What else can “Kinky Boots” teach us?

The shoe factory is located in a conservative part of England. When Lola arrives to try and help Charlie save the company, some key workers are uncomfortable, want Lola to leave, and generally make his / her life miserable.

Lola’s landlady, Mrs. Cobb, is a stooped grey-haired woman with a very traditional perm. She accepted Lola into her house as a woman.

One morning Lola is asleep in bed when Mrs. Cobb knocks on the door to bring in a cup of tea. Lola jumps up, sits down at the dressing table and quickly throws on a long female wig. But his unshaven beard stubble is clearly in evidence.

Unsmiling, Mrs. Cobb looks down into his face and asks bluntly “Are you a man?”

You can see the fear in Lola’s eyes. What will happen if he tells the truth? Will she insult him too? Throw him out of her house maybe?

He looks up. “I am, love, yes.”

Mrs. Cobb nods. “Ah, that’s fine. Just so’s I know how to leave the toilet seat…”

It’s my favourite scene in the movie.

The Third Thing to Accept

For me, this is a delicious example of the third thing that’s important to accept – the facts. What NVC calls observations.

Accept what is physically, observably true – in this case, that Lola is a man.

What to Resist and Change

The most important thing to resist and change are the unhelpful stories that you tell yourself about the facts.

  • If you’re a parent and you don’t currently have a good relationship with one of your children, resist the story that you’re a terrible parent – or they’re a bad kid.
    .
  • If you’re a business owner who’s not currently making enough to cover expenses, resist the story that you’re a failure and your business is doomed – or that the big guys rule the world and there’s no space for small businesses like yours.
    .
  • If you don’t have a good relationship with your boss or your colleagues, resist the story that there’s something wrong with them, or with you, or that there’s nothing you can do.

How can you tell the difference between a fact and a story?

This can be trickier than you might think.

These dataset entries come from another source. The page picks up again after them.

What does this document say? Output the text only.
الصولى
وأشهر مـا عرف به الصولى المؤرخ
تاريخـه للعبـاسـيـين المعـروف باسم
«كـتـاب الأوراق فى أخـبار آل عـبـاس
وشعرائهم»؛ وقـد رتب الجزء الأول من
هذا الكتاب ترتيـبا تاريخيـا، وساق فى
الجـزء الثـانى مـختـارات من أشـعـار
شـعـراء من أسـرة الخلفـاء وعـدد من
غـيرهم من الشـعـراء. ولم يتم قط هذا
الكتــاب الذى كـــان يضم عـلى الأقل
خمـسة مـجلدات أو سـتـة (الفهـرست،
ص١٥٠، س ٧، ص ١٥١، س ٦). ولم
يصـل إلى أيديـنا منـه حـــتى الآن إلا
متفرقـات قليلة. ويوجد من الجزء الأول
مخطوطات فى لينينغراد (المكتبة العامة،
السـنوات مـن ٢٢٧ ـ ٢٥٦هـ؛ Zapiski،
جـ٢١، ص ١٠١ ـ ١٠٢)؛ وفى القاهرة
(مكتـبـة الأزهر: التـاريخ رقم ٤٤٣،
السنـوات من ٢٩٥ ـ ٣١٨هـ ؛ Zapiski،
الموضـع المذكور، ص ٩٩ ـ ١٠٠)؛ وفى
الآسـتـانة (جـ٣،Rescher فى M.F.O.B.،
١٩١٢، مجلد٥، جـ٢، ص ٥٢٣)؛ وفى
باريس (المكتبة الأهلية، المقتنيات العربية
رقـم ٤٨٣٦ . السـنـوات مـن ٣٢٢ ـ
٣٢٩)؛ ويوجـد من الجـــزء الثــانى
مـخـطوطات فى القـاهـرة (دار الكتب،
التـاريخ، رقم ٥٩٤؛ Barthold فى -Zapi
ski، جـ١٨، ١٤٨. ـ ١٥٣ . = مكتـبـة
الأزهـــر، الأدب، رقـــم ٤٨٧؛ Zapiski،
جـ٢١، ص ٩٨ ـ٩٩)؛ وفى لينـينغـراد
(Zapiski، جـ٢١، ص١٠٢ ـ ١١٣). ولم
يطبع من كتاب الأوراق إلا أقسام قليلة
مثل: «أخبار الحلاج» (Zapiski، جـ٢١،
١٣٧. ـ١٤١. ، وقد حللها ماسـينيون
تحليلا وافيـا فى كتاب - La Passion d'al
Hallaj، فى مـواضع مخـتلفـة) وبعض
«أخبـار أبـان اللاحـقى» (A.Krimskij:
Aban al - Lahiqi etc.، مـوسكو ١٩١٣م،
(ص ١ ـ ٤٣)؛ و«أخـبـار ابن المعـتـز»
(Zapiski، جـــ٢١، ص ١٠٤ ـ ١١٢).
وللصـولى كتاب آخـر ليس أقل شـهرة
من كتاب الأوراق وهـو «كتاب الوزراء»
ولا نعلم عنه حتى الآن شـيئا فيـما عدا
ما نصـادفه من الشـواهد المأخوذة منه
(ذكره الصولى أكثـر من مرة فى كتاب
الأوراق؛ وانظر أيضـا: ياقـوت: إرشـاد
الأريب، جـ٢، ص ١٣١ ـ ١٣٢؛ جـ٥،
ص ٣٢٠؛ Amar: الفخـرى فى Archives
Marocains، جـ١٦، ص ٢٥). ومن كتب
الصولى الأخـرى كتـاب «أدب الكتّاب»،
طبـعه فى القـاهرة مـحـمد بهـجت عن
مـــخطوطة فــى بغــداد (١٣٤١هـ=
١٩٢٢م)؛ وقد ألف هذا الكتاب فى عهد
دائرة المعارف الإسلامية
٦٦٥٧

  • When you genuinely accept a fact – even an unpleasant fact like not having enough money to cover expenses this month – you feel a sense of relief.
    .
    Because you’ve stopped fighting reality and that feels good. Even if you are also sad about what the facts are.
    .
  • When you accept or believe an unhelpful story, you feel depressed, helpless or angry. Because you’re telling yourself that there’s nothing you can do. And that is a lie.
    .
    As Victor Frankl wrote: “Forces beyond your control can take away everything you possess except one thing, your freedom to choose how you will respond to the situation.”
    .
    As a concentration camp survivor, he knew a lot about forces beyond his control.

So…

Accept your feelings, your needs and the facts, however unpleasant.

Recognize, resist and change your unhelpful stories.

Discover your power of choice in the situation. It is always far greater than it initially appears.